How to Grow Old Gracefully

Here is another tale in the oh-so-ironic “How To” series for Friday Fictioneers. This one is in the form of a prose poem.

The photo prompt this week is courtesy of Emmy L. Gant. It reminds me of an old building or row house, and it put me in mind of my own 100 year old house. Sadly, the condition of my house seems to mirror my own rapidly aging bones–or is it vice versa?

Friday Fictioneers is a lively and friendly international writing community. Between Wednesday and Friday of every week, we each post a 100-word story to share. To learn more about Friday Fictioneers, or to post your own story, please visit our lovely leader’s website, author Rochelle Wisoff-Fields’ Addicted to Purple.

emmy l gant

Photo Copyright: Emmy L. Gant

How to Grow Old Gracefully

by Jan Brown

This house has no more dreams. There are only distant hopes, painful yearnings and blood-chilled fear.

…the fear of growing old.

The piano plays no complete songs. It is dusty, like my vocal cords. Two shallow breaths, a hoarse wheeze, to sing half a measure.

…the silence of my voice.

There are fragments of poetry in the corners. I pull them out with cobwebs. Piece them together clumsily.

…the frailty of my muse.

Etchings line the walls, crucified on wires and nails. My soul is searing in artists’ shades of molten gold and cutting crimson.

…the color of my pain.


To read more Fictioneers’ stories, click the link:

46 thoughts on “How to Grow Old Gracefully

    • Thank you, Alistair. Yes, I agree, quite depressing! One must continue to hope, to restore the rusty voice, to revive the stubborn muse, and to doctor the pain as best one can.
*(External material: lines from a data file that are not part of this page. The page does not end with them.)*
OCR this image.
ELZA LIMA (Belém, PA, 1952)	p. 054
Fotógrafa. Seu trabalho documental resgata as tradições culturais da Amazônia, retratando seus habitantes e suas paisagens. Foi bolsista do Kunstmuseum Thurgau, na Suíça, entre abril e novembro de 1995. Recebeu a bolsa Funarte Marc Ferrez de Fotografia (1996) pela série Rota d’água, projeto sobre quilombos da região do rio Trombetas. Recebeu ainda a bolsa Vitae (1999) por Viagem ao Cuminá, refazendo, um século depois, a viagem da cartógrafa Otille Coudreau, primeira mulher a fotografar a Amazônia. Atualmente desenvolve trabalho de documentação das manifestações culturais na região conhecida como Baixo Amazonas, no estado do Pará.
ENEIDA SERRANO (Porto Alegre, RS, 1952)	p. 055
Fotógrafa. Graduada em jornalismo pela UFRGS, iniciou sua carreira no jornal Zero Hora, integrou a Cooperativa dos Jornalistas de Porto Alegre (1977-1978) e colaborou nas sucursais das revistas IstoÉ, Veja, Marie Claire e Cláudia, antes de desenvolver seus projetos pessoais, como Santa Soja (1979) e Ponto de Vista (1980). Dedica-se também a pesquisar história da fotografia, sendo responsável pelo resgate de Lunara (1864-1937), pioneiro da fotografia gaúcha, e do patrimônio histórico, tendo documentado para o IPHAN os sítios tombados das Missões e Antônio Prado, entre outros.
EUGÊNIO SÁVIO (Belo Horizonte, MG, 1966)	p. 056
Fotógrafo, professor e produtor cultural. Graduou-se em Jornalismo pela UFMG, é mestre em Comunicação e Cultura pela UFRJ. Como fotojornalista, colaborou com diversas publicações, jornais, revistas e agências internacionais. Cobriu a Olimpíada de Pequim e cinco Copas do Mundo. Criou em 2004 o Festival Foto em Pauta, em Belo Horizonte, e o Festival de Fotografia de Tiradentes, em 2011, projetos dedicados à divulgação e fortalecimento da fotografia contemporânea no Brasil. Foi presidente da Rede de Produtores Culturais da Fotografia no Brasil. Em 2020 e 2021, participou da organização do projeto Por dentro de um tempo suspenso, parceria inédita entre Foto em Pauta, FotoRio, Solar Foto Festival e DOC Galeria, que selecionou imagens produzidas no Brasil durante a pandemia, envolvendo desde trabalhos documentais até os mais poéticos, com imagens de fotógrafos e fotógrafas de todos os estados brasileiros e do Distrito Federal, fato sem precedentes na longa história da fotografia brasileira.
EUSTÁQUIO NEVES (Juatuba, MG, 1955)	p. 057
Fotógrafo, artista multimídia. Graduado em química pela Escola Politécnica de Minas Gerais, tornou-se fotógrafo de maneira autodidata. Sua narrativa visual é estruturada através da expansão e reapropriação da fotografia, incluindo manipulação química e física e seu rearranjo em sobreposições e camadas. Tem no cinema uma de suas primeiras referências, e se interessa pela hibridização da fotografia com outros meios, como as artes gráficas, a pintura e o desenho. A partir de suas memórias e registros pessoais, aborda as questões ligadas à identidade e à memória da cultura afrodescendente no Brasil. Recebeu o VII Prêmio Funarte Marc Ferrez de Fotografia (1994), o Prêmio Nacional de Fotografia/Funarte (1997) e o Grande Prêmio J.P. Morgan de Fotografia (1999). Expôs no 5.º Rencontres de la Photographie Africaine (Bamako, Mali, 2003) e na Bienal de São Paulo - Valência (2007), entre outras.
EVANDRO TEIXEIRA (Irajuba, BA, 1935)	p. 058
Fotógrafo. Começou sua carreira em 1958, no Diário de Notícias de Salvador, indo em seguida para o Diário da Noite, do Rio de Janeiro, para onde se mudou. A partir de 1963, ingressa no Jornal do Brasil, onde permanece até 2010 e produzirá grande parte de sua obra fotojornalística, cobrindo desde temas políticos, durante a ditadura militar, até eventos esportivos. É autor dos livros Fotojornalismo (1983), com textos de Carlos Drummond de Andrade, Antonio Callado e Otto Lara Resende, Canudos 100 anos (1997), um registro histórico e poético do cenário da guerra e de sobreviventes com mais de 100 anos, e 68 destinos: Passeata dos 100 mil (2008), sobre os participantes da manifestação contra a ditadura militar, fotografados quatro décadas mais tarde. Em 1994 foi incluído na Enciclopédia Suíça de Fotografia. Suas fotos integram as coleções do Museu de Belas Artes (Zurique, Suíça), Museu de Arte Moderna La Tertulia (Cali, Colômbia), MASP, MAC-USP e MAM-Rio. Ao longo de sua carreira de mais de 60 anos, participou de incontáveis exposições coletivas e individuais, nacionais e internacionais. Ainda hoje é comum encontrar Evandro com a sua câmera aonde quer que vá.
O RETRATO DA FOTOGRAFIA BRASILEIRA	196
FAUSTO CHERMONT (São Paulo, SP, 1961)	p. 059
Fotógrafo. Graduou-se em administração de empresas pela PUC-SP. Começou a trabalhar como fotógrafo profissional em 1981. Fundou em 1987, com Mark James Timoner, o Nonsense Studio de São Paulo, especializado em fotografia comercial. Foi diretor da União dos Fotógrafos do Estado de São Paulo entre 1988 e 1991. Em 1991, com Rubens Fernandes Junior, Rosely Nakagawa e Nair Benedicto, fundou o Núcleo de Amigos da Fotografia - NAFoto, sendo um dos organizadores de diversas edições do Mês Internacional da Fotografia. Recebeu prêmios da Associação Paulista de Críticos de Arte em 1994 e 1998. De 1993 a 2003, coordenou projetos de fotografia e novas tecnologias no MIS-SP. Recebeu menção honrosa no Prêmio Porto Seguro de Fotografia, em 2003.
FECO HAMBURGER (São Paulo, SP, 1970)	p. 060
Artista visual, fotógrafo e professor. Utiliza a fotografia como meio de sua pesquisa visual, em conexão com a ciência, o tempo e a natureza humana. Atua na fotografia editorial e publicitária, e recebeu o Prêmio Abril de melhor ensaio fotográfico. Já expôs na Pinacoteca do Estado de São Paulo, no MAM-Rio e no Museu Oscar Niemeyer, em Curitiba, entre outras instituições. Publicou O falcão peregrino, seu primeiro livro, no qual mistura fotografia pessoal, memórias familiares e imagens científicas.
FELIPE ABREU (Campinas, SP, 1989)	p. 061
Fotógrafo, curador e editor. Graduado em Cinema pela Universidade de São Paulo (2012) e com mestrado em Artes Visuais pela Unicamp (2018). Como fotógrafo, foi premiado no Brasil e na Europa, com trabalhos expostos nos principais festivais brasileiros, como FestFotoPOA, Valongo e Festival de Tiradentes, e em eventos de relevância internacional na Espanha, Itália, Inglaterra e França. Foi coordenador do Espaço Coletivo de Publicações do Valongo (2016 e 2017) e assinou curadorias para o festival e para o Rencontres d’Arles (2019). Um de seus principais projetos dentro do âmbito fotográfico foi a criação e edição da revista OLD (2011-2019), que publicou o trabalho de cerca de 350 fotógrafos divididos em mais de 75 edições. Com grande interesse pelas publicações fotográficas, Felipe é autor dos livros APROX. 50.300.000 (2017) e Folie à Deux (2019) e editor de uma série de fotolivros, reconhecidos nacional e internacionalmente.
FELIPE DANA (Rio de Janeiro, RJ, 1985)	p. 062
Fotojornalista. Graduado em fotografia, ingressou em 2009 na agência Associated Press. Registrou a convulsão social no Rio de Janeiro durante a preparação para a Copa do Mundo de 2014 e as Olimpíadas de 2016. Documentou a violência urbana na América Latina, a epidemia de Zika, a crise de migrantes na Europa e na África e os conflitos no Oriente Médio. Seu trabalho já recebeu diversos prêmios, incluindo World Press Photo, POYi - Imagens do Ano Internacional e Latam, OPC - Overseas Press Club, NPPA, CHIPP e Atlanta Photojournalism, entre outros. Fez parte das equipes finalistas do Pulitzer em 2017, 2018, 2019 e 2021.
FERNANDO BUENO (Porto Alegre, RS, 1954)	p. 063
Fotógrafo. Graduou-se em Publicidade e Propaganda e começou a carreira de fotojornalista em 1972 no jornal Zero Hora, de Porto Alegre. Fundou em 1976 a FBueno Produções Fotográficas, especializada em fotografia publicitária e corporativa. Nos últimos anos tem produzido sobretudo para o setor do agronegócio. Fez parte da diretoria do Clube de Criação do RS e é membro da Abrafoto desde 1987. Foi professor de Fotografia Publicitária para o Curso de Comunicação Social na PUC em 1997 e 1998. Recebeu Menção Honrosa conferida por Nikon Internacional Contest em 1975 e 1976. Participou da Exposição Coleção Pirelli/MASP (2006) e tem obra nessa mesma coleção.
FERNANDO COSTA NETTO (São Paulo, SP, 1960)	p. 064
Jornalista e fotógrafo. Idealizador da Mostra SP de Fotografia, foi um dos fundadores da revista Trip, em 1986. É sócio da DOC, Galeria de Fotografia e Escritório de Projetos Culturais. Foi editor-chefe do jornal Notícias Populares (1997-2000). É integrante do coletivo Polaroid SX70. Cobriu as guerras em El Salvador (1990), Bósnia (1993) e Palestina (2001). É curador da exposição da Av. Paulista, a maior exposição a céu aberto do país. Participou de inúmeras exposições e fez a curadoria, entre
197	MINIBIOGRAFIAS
  1. I loved the structure and tone of your story, and the overwhelming sense of despair and fear that the narrator feels at the thought of growing old, not just because of physical decrepitude, but of the threat of the greatest loss: Creativity and the ability to realize one’s artistic vision and ideas.
    It’s mine, at any rate.
    Thank you for visiting my blog and commenting. I’m so glad I read yours!

  2. Very enchanting. To one for whom the shadows lenghhen and days pass quickly
    and for whom the love of things past is cut short by diminished attention span
    Those few moments of fellowship with friends, or with my dog are all that remains

  3. “My soul is searing in artists’ shades of molten gold and cutting crimson.…the color of my pain.”
    And I thought I was negative about growing older! C’mon, we’ll get a drink, we’ll put on some Rolling Stones and we’ll think of … “distant hopes, painful yearnings and blood-chilled fear…the fear of growing old.”

    • Hey, your negativity is nothing compared to mine 😬 I find myself listening to the Stones and fully enjoying myself till I see a recent photo and think: those guys are just a few years older than me, and they look like THAT.

  4. Beautifully written, Jan. And I think it hit a nerve we all feel sometimes as we race into the arms of aging. Personally, I’m still in denial and plan to remain so the rest of my life.

  5. This is wonderful. I love how the deterioration of the house mirrors the fear and pain of its owner. Although there are positive things to be found about getting old too–the weakening of the body and the fear of a weakening mind simply suck and cannot be discussed away.

  6. Wow, this was beautiful, Jan. Growing old is not something anyone seems to look forward to. I sure don’t want to. I think this is one of your best. 🙂 Great writing!